設定されたマーカーの場所(デフォルト: public://geofieldmap_markers)にマーカーファイルが存在することを確認してください。ファイル拡張子が設定で許可されている拡張子と一致していることを確認してください。ファイルアップロードthemerの場合、ファイルが永続的なステータスを持っていることを確認してください。
「Image Upload」バージョンの代わりに「Image Select」バージョンのMap Themer(「url」で終わるもの)を使用してください。アップロードバージョンは環境間で移植可能ではないファイルIDを保存します。
Geofield MapのLeafletウィジェットは簡略化された実装を使用しています。高度なLeaflet機能については、Geofieldと組み合わせて専用のLeafletモジュールの使用を検討してください。
インフォウィンドウコンテンツに「Rendered entity via Ajax」オプションを使用してください。これにより、すべてのインフォウィンドウを事前レンダリングする代わりに、マーカーがクリックされたときにのみエンティティコンテンツを読み込みます。

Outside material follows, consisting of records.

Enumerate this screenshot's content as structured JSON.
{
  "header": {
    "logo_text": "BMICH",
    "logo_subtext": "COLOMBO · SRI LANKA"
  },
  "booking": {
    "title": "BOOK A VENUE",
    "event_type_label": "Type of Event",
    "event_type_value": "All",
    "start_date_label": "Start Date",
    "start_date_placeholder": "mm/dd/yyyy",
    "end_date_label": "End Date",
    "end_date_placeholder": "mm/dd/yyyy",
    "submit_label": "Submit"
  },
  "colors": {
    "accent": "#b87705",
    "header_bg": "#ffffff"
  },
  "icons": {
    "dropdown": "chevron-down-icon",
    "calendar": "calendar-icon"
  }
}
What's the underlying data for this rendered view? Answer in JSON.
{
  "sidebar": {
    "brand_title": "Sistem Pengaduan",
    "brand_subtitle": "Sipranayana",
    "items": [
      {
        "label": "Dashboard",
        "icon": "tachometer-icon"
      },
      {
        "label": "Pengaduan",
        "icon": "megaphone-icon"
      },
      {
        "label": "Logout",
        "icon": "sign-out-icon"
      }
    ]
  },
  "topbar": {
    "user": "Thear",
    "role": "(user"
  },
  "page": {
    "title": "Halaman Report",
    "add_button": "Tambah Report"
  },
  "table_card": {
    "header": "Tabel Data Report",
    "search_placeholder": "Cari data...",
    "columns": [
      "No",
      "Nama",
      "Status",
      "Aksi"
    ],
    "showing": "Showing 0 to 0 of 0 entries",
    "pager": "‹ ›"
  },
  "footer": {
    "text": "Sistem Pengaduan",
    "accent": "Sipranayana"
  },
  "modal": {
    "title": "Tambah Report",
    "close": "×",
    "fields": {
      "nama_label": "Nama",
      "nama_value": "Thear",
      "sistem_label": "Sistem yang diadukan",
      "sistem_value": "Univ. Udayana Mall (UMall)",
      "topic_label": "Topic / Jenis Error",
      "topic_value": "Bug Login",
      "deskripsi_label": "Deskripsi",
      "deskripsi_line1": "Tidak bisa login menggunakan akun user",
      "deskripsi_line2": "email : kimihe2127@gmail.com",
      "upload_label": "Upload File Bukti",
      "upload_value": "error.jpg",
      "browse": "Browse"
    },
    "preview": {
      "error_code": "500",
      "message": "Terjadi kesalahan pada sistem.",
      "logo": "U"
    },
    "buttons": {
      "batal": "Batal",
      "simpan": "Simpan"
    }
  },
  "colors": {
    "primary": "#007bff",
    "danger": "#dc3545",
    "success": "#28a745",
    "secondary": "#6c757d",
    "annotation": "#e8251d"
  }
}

マップ設定でOverlapping Marker Spiderfier(OMS)オプションを有効にして、クリック時に重なっているマーカーを広げて表示します。
Security Notes 3
- Google Maps APIキーは、不正使用を防ぐためにGoogle Cloud Consoleでドメインに制限する必要があります。
- マーカーにプライベートファイルシステムを使用する場合は、適切なアクセス制御が設定されていることを確認してください。
- 「configure geofield_map」権限は、APIキー設定へのアクセスを許可するため、信頼できる管理者にのみ付与する必要があります。